Lihat ke Halaman Asli

Alfonsus G. Liwun

Memiliki satu anak dan satu isteri; Hobi membaca, menulis, dan merefleksikan.

Tragedi Salim Kancil, cs: Tragedi Kemanusiaan yang Terulang Kembali

Diperbarui: 10 Oktober 2015   13:39

Kompasiana adalah platform blog. Konten ini menjadi tanggung jawab bloger dan tidak mewakili pandangan redaksi Kompas.

[caption caption="Hanya meninggalkan bekas, siapa dan dimana harus ditelusuri..."][/caption]

Sudah berapa banyak dalam sejarah dunia ini, mengisahkan tragedi kemanusiaan ‘homo homini lupus’ dalam lantunan Thomas Hobbes yang berjudul De Cive (1651)? Semestinya manusia sejagat ini belajar tentang kisah tragedi kemanusiaan, sehingga dalam renretan sejarah tragedi ini tak terulang kembali.

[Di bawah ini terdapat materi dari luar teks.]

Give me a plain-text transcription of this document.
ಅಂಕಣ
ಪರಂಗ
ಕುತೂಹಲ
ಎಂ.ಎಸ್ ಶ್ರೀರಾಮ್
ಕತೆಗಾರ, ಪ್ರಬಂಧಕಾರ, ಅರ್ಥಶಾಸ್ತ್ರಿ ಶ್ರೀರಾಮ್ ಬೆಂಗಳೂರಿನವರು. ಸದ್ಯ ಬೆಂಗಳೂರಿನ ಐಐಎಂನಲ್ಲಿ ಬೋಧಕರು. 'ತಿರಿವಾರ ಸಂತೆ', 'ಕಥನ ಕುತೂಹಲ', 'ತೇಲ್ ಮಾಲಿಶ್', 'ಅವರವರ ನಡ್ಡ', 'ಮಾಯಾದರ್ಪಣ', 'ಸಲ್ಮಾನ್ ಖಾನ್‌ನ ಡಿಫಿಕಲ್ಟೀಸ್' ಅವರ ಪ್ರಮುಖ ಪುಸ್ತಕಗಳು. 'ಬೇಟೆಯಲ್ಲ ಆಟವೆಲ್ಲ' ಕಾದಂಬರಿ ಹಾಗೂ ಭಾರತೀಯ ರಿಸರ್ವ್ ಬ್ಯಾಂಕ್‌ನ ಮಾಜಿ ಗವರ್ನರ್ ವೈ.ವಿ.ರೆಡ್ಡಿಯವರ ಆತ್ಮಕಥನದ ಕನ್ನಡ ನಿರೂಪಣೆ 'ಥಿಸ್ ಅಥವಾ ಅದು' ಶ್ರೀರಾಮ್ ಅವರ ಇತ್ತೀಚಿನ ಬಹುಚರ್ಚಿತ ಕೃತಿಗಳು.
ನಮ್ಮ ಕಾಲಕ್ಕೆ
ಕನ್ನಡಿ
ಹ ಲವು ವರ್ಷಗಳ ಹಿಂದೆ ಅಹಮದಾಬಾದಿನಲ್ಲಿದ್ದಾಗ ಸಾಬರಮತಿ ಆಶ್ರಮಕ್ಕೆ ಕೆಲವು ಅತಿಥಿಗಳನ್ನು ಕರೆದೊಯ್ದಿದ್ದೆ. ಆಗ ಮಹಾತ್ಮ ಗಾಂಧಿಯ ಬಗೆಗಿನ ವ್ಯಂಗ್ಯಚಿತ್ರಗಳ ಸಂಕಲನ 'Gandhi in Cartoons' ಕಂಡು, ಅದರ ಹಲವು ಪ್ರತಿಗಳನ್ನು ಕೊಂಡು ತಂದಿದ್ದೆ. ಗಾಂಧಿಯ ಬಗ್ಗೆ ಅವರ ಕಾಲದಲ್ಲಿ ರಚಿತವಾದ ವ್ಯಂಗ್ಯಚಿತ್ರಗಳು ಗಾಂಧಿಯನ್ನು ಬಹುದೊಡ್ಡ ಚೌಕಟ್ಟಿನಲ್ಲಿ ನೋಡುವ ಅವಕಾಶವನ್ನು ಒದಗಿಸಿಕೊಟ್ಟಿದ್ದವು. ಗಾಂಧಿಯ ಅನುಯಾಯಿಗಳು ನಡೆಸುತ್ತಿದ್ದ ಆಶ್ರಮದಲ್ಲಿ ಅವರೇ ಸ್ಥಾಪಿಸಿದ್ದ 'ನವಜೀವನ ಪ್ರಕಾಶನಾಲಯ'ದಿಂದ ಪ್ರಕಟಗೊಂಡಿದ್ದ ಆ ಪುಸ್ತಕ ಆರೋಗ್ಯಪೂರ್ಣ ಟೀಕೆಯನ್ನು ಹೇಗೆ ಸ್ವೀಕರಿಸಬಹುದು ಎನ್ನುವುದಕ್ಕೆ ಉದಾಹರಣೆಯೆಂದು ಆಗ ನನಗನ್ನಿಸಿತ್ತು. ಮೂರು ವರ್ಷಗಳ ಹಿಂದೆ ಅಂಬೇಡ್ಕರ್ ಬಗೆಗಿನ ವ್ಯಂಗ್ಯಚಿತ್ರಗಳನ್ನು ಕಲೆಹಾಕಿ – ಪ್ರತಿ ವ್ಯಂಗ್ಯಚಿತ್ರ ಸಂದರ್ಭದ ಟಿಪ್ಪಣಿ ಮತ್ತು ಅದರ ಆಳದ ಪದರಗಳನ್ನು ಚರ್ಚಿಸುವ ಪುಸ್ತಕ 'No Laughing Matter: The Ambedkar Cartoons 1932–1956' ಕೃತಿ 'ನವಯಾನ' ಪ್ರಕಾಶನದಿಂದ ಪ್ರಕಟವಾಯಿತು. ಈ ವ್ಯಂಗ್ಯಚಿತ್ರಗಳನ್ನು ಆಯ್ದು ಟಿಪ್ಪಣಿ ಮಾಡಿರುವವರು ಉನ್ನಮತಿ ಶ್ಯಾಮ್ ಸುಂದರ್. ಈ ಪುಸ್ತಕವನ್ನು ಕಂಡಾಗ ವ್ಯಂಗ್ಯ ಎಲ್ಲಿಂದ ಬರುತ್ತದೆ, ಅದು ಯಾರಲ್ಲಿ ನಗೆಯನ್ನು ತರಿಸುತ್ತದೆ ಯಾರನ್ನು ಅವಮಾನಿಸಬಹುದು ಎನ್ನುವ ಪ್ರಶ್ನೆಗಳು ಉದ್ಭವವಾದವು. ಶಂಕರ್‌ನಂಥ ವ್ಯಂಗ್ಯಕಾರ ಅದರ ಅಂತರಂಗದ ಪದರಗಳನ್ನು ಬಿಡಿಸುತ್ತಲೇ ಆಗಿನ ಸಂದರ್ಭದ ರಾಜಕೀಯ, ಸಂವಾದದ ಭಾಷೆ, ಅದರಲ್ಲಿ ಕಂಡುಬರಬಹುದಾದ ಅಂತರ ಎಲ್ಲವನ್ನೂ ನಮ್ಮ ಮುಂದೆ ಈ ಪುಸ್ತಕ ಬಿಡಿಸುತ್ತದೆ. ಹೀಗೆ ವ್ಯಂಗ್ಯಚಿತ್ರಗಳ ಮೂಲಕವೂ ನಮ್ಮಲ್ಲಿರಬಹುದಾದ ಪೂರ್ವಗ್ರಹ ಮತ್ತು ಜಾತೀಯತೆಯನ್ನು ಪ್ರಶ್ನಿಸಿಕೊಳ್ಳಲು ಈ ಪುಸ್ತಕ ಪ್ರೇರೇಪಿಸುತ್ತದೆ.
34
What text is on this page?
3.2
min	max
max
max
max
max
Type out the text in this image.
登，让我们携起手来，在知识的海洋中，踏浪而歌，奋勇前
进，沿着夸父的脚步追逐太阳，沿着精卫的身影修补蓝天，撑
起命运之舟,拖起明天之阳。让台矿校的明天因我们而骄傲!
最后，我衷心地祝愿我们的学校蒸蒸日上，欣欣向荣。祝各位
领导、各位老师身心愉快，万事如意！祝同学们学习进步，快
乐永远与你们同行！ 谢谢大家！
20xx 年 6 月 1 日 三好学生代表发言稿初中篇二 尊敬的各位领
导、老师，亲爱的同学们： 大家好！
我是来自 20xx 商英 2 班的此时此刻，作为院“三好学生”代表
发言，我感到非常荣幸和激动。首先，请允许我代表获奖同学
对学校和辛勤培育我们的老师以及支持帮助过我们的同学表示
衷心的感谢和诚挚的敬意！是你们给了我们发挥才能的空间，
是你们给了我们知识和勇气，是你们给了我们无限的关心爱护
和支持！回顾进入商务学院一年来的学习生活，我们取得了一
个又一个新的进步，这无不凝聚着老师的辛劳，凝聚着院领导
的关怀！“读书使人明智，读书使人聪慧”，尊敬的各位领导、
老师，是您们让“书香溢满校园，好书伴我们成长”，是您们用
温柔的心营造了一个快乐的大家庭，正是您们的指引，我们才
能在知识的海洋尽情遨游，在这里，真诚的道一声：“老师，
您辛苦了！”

Berbagai tragedi kemanusiaan di dunia ini telah membuka mata dan hati semua orang yang hidup dalam sebuah planet yang namanya bumi. Tragedi kemanusiaan dalam jenis apapun, terjadi dengan cara pun, dan dimana pun tragedi itu terjadi, semestinya manusia harus memiliki keunikan pengalaman akan hal ini. Justru ketika tragedi kemanusiaan selalu terulang lagi, ‘pengalaman adalah guru’, menjadi sirna. Yang terjadi ialah sikap egoisme diri, kesombongan, dan ‘kebegalan’ menjadi soko guru pada lapisan kemanusiaan yang oleh Sigmund Freud (1856 -1939) sebagai ‘ketidaksadaran’ (unconscious). Dari dalam lapisan pengalaman ‘ketaksadaran’ itu, ada banyak hal yang tersingkap secara jelas. ‘Papan gelap’ manusia lebih ditonjolkan ketimbang manusia adalah makhluk mulia, Imago Dei. Maka pada titik ini, kita boleh belajar sebuah peta buta dalam hati orang-orang yang tampil sebagai pro pertambangan itu sendiri. Walaupun masih saja ada pengalaman yang ada di sebuah buritan kapal yang tersembunyi rapih, sebagai sebuah rencana jahat terselubung.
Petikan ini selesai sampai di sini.